Process theology is a theology that uses processive and organismic models to explain the faith of Christians in the person of Jesus and the events and traditions that he has inspired. It is still theology in the traditional sense of "faith seeking understanding." But it is different from traditional theology in that it uses the process philosophy of Alfred North Whitehead (instead of Plato or Aristotle) to express and integrate that belief into our contemporary perception of reality -- a perception which is increasingly sensitive to integration and change as the fundamental reality.

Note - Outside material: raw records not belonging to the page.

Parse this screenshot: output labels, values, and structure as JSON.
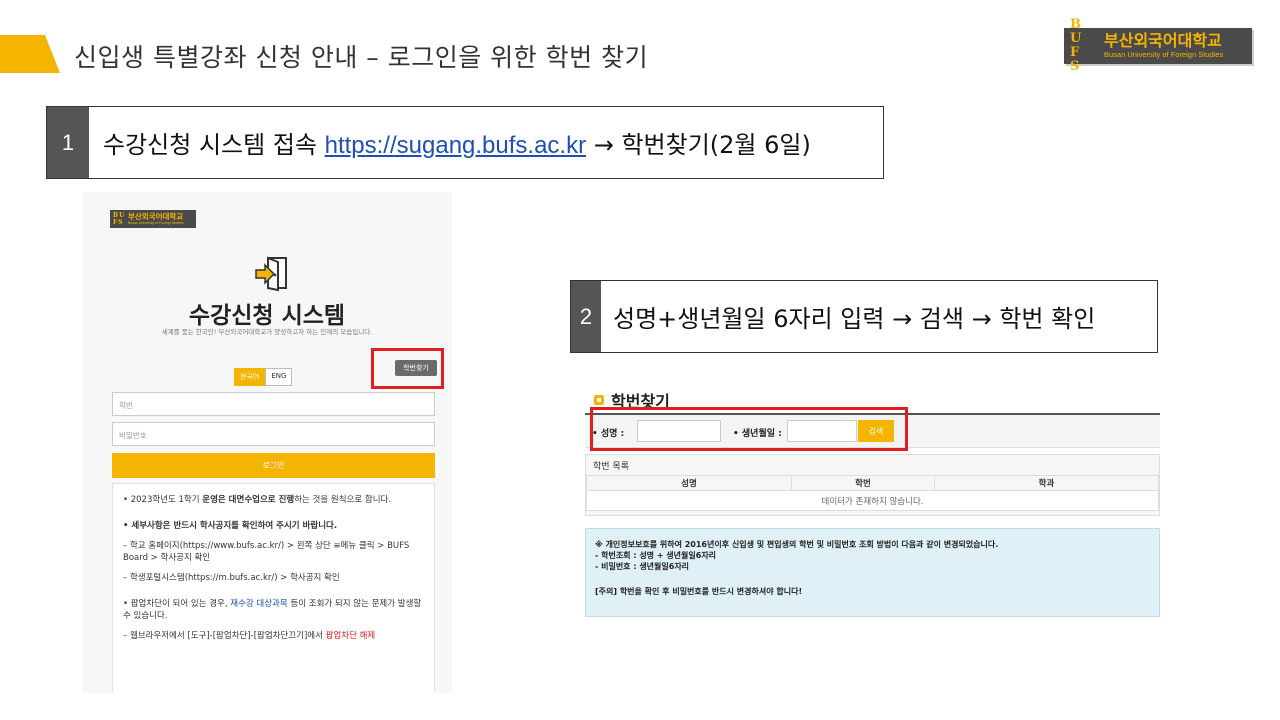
{
  "header": {
    "title": "신입생 특별강좌 신청 안내 – 로그인을 위한 학번 찾기"
  },
  "logo": {
    "mark_line1": "B U",
    "mark_line2": "F S",
    "name_kr": "부산외국어대학교",
    "name_en": "Busan University of Foreign Studies"
  },
  "step1": {
    "number": "1",
    "text_before": "수강신청 시스템 접속 ",
    "link": "https://sugang.bufs.ac.kr",
    "text_after": " → 학번찾기(2월 6일)"
  },
  "step2": {
    "number": "2",
    "text": "성명+생년월일 6자리 입력 → 검색 → 학번 확인"
  },
  "login_screen": {
    "logo_name": "부산외국어대학교",
    "logo_en": "Busan University of Foreign Studies",
    "title": "수강신청 시스템",
    "subtitle": "세계를 품는 한국인! 부산외국어대학교가 양성하고자 하는 인재의 모습입니다.",
    "find_button": "학번찾기",
    "lang_ko": "한국어",
    "lang_en": "ENG",
    "id_placeholder": "학번",
    "pw_placeholder": "비밀번호",
    "login_button": "로그인",
    "notice": {
      "p1_pre": "• 2023학년도 1학기 ",
      "p1_bold": "운영은 대면수업으로 진행",
      "p1_post": "하는 것을 원칙으로 합니다.",
      "p2": "• 세부사항은 반드시 학사공지를 확인하여 주시기 바랍니다.",
      "p3": "– 학교 홈페이지(https://www.bufs.ac.kr/) > 왼쪽 상단 ≡메뉴 클릭 > BUFS Board > 학사공지 확인",
      "p4": "– 학생포털시스템(https://m.bufs.ac.kr/) > 학사공지 확인",
      "p5_pre": "• 팝업차단이 되어 있는 경우, ",
      "p5_blue": "재수강 대상과목",
      "p5_post": " 등이 조회가 되지 않는 문제가 발생할 수 있습니다.",
      "p6_pre": "– 웹브라우저에서 [도구]-[팝업차단]-[팝업차단끄기]에서 ",
      "p6_red": "팝업차단 해제"
    }
  },
  "find_screen": {
    "heading": "학번찾기",
    "name_label": "• 성명 :",
    "birth_label": "• 생년월일 :",
    "search_button": "검색",
    "list_title": "학번 목록",
    "columns": [
      "성명",
      "학번",
      "학과"
    ],
    "empty_message": "데이터가 존재하지 않습니다.",
    "info": {
      "line1": "※ 개인정보보호를 위하여 2016년이후 신입생 및 편입생의 학번 및 비밀번호 조회 방법이 다음과 같이 변경되었습니다.",
      "line2": "- 학번조회 : 성명 + 생년월일6자리",
      "line3": "- 비밀번호 : 생년월일6자리",
      "line4": "[주의] 학번을 확인 후 비밀번호를 반드시 변경하셔야 합니다!"
    }
  },
  "colors": {
    "accent": "#f5b400",
    "highlight": "#e02020",
    "link": "#1f4fb5"
  }
}
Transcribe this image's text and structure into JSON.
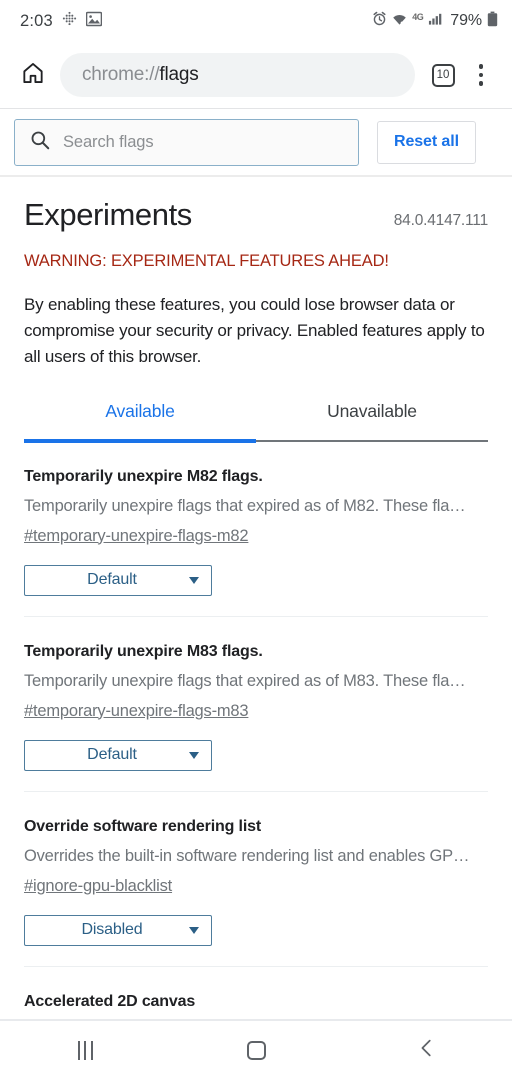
{
  "status_bar": {
    "clock": "2:03",
    "battery_percent": "79%",
    "network_label": "4G",
    "icons": [
      "move-notification-icon",
      "image-notification-icon",
      "alarm-icon",
      "wifi-icon",
      "signal-icon",
      "battery-icon"
    ]
  },
  "toolbar": {
    "url_scheme": "chrome://",
    "url_path": "flags",
    "tab_count": "10",
    "icons": [
      "home-icon",
      "tab-switcher-icon",
      "overflow-menu-icon"
    ]
  },
  "search": {
    "placeholder": "Search flags",
    "value": "",
    "reset_label": "Reset all"
  },
  "page": {
    "title": "Experiments",
    "version": "84.0.4147.111",
    "warning": "WARNING: EXPERIMENTAL FEATURES AHEAD!",
    "blurb": "By enabling these features, you could lose browser data or compromise your security or privacy. Enabled features apply to all users of this browser."
  },
  "tabs": [
    {
      "label": "Available",
      "active": true
    },
    {
      "label": "Unavailable",
      "active": false
    }
  ],
  "flags": [
    {
      "title": "Temporarily unexpire M82 flags.",
      "description": "Temporarily unexpire flags that expired as of M82. These fla…",
      "permalink": "#temporary-unexpire-flags-m82",
      "select_value": "Default"
    },
    {
      "title": "Temporarily unexpire M83 flags.",
      "description": "Temporarily unexpire flags that expired as of M83. These fla…",
      "permalink": "#temporary-unexpire-flags-m83",
      "select_value": "Default"
    },
    {
      "title": "Override software rendering list",
      "description": "Overrides the built-in software rendering list and enables GP…",
      "permalink": "#ignore-gpu-blacklist",
      "select_value": "Disabled"
    }
  ],
  "partial_flag": {
    "title": "Accelerated 2D canvas"
  },
  "nav_bar": {
    "icons": [
      "recents-icon",
      "home-icon",
      "back-icon"
    ]
  },
  "colors": {
    "accent_blue": "#1a73e8",
    "warning_red": "#a52714",
    "select_blue": "#2b5f86",
    "text_primary": "#202124",
    "text_secondary": "#70757a"
  }
}
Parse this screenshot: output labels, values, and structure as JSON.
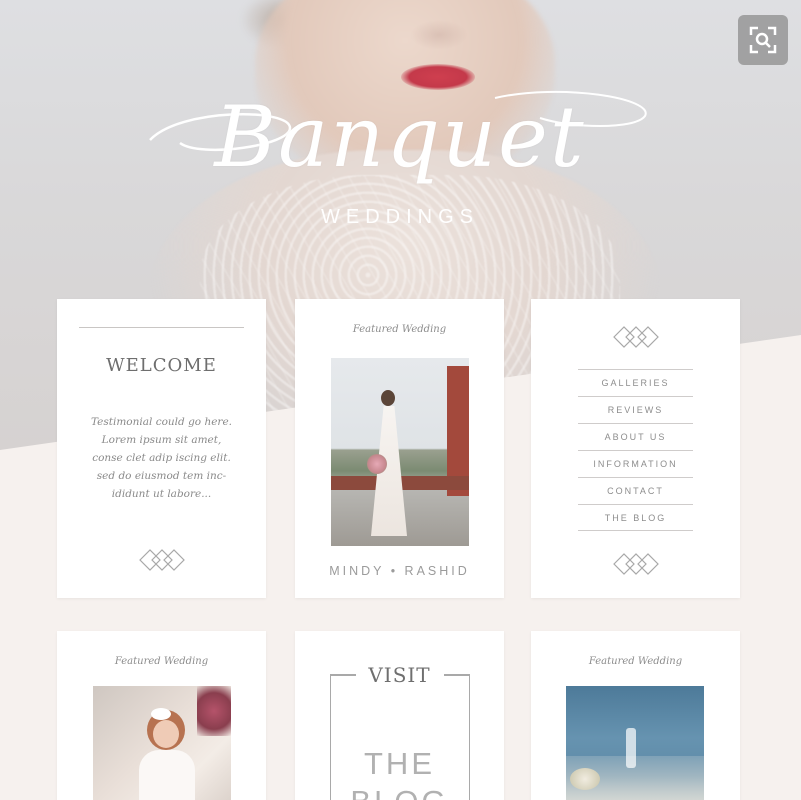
{
  "brand": {
    "logo_word": "Banquet",
    "logo_sub": "WEDDINGS"
  },
  "welcome_card": {
    "title": "WELCOME",
    "testimonial": "Testimonial could go here. Lorem ipsum sit amet, conse clet adip iscing elit. sed do eiusmod tem inc-ididunt ut labore..."
  },
  "featured_card_1": {
    "label": "Featured Wedding",
    "couple": "MINDY • RASHID"
  },
  "nav_card": {
    "items": [
      "GALLERIES",
      "REVIEWS",
      "ABOUT US",
      "INFORMATION",
      "CONTACT",
      "THE BLOG"
    ]
  },
  "featured_card_2": {
    "label": "Featured Wedding"
  },
  "blog_card": {
    "visit": "VISIT",
    "the_blog": "THE\nBLOG"
  },
  "featured_card_3": {
    "label": "Featured Wedding"
  },
  "icons": {
    "zoom": "zoom-search-icon",
    "ornament": "diamond-ornament-icon"
  },
  "colors": {
    "card": "#ffffff",
    "page": "#f6f1ee",
    "text_muted": "#8a8a8a",
    "lips": "#cf3f4f"
  }
}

It is indeed a difficult task to "switch gears" from a theology based on static, spatial models alone, such as the essence of God, the natures of Christ, and the substance of bread and wine, to a theology that is concerned with spatio-temporal models, such as change in God, Christ becoming divine, and the on-going process of revelation. It is also difficult to change from an analytic approach, where one is constantly distinguishing among essentially different kinds of reality and the individual "beings" in each level of reality, to a more synthetic approach, where everything, including God, is ultimately explainable with one set of categories and is integrated with the reality of the whole. And yet, such concepts are not so strange to one who believes that God is alive and that religion ought to integrate and influence the dynamics of human living. Both Scripture and tradition contain much data to support the use of process models in the development of a Christian theology. Whether such a theology will ultimately find more acceptance among scholars and believers than the "substance theologies" of the past can only be tested by the passage of time.